If you’re a first product hire then inevitably you will have to straddle both the day-to-day and strategic work. Says Youssef: “Your job title is head of product, and you're being told you need to be strategic and form a vision and strategy. At the same time, you have a team of developers wanting to know what they’re working on next. Expect that stretch. You may need to lean on some of your counterparts in a different way than you might if you were doing product work in a corporate setting.”

The first hires on a product team are hugely important - a lesson Youssef says he learned the hard way. Someone with a few marquee names on their CV may not fit in with a less structured startup environment. Says Youssef: “It’s also about finding the type of people you want to work with. You want people who won’t get bothered if you don't use all of Teresa Torres's continuous discovery habits but who are cool with freestyling a bit or taking ideas from the CEO or sales or customers.”

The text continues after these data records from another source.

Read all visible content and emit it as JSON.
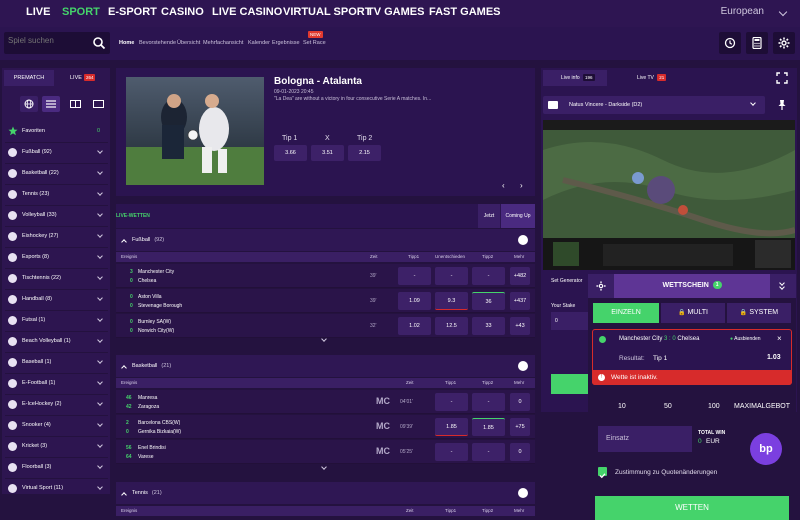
{
  "nav": {
    "items": [
      "LIVE",
      "SPORT",
      "E-SPORT",
      "CASINO",
      "LIVE CASINO",
      "VIRTUAL SPORT",
      "TV GAMES",
      "FAST GAMES"
    ],
    "language": "European"
  },
  "search": {
    "placeholder": "Spiel suchen"
  },
  "sublinks": [
    "Home",
    "Bevorstehende",
    "Übersicht",
    "Mehrfachansicht",
    "Kalender",
    "Ergebnisse",
    "Set Race"
  ],
  "new_badge": "NEW",
  "left": {
    "tab_prematch": "PREMATCH",
    "tab_live": "LIVE",
    "live_count": "264",
    "favorites_label": "Favoriten",
    "favorites_count": "0",
    "sports": [
      "Fußball (92)",
      "Basketball (22)",
      "Tennis (23)",
      "Volleyball (33)",
      "Eishockey (27)",
      "Esports (8)",
      "Tischtennis (22)",
      "Handball (8)",
      "Futsal (1)",
      "Beach Volleyball (1)",
      "Baseball (1)",
      "E-Football (1)",
      "E-IceHockey (2)",
      "Snooker (4)",
      "Kricket (3)",
      "Floorball (3)",
      "Virtual Sport (11)"
    ]
  },
  "featured": {
    "title": "Bologna - Atalanta",
    "datetime": "09-01-2023 20:45",
    "description": "\"La Dea\" are without a victory in four consecutive Serie A matches. In...",
    "odds": [
      {
        "label": "Tip 1",
        "value": "3.66"
      },
      {
        "label": "X",
        "value": "3.51"
      },
      {
        "label": "Tip 2",
        "value": "2.15"
      }
    ]
  },
  "livewetten": {
    "label": "LIVE-WETTEN",
    "jetzt": "Jetzt",
    "coming": "Coming Up"
  },
  "fussball": {
    "title": "Fußball",
    "count": "(92)",
    "headers": {
      "event": "Ereignis",
      "time": "Zeit",
      "tip1": "Tipp1",
      "draw": "Unentschieden",
      "tip2": "Tipp2",
      "more": "Mehr"
    },
    "rows": [
      {
        "s1": "3",
        "t1": "Manchester City",
        "s2": "0",
        "t2": "Chelsea",
        "time": "39'",
        "o1": "-",
        "o2": "-",
        "o3": "-",
        "more": "+482"
      },
      {
        "s1": "0",
        "t1": "Aston Villa",
        "s2": "0",
        "t2": "Stevenage Borough",
        "time": "39'",
        "o1": "1.09",
        "o2": "9.3",
        "o3": "36",
        "more": "+437"
      },
      {
        "s1": "0",
        "t1": "Burnley SA(W)",
        "s2": "0",
        "t2": "Norwich City(W)",
        "time": "32'",
        "o1": "1.02",
        "o2": "12.5",
        "o3": "33",
        "more": "+43"
      }
    ]
  },
  "basketball": {
    "title": "Basketball",
    "count": "(21)",
    "headers": {
      "event": "Ereignis",
      "time": "Zeit",
      "tip1": "Tipp1",
      "tip2": "Tipp2",
      "more": "Mehr"
    },
    "rows": [
      {
        "s1": "46",
        "t1": "Manresa",
        "s2": "42",
        "t2": "Zaragoza",
        "time": "04'01'",
        "o1": "-",
        "o3": "-",
        "more": "0"
      },
      {
        "s1": "2",
        "t1": "Barcelona CBS(W)",
        "s2": "0",
        "t2": "Gernika Bizkaia(W)",
        "time": "09'39'",
        "o1": "1.85",
        "o3": "1.85",
        "more": "+75"
      },
      {
        "s1": "56",
        "t1": "Enel Brindisi",
        "s2": "64",
        "t2": "Varese",
        "time": "05'25'",
        "o1": "-",
        "o3": "-",
        "more": "0"
      }
    ],
    "mc": "MC"
  },
  "tennis": {
    "title": "Tennis",
    "count": "(21)",
    "headers": {
      "event": "Ereignis",
      "time": "Zeit",
      "tip1": "Tipp1",
      "tip2": "Tipp2",
      "more": "Mehr"
    }
  },
  "right": {
    "tab_info": "Live info",
    "info_count": "196",
    "tab_tv": "Live TV",
    "tv_count": "21",
    "stream": "Natus Vincere - Darkside (D2)",
    "set_generator": "Set Generator",
    "your_stake": "Your Stake",
    "stake_value": "0"
  },
  "betslip": {
    "title": "WETTSCHEIN",
    "count": "1",
    "tabs": [
      "EINZELN",
      "MULTI",
      "SYSTEM"
    ],
    "match": "Manchester City",
    "score": "3 : 0",
    "opponent": "Chelsea",
    "status": "Ausbienden",
    "result_label": "Resultat:",
    "result_value": "Tip 1",
    "odd": "1.03",
    "error": "Wette ist inaktiv.",
    "quick": [
      "10",
      "50",
      "100",
      "MAXIMALGEBOT"
    ],
    "stake_placeholder": "Einsatz",
    "total_label": "TOTAL WIN",
    "total_value": "0",
    "currency": "EUR",
    "accept": "Zustimmung zu Quotenänderungen",
    "submit": "WETTEN"
  },
  "colors": {
    "accent": "#45d36b",
    "bg": "#24123f",
    "panel": "#2b1450",
    "red": "#d72b2b"
  }
}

If working as the first product hire sounds exhausting, that’s because it is. Youssef calls it a rule of thirds: a third of the time you feel awesome, a third of the time you’re stuck in the day-to-day process feeling ok, and a third of the time it feels really tough and exhausting. “The key with the last one is to really be focused on yourself, make sure that you have a check on yourself,” he says. “The other thing that keeps me going and gives me energy is knowing that people on the other side of the product [the customers] are getting a ton of value out of it.”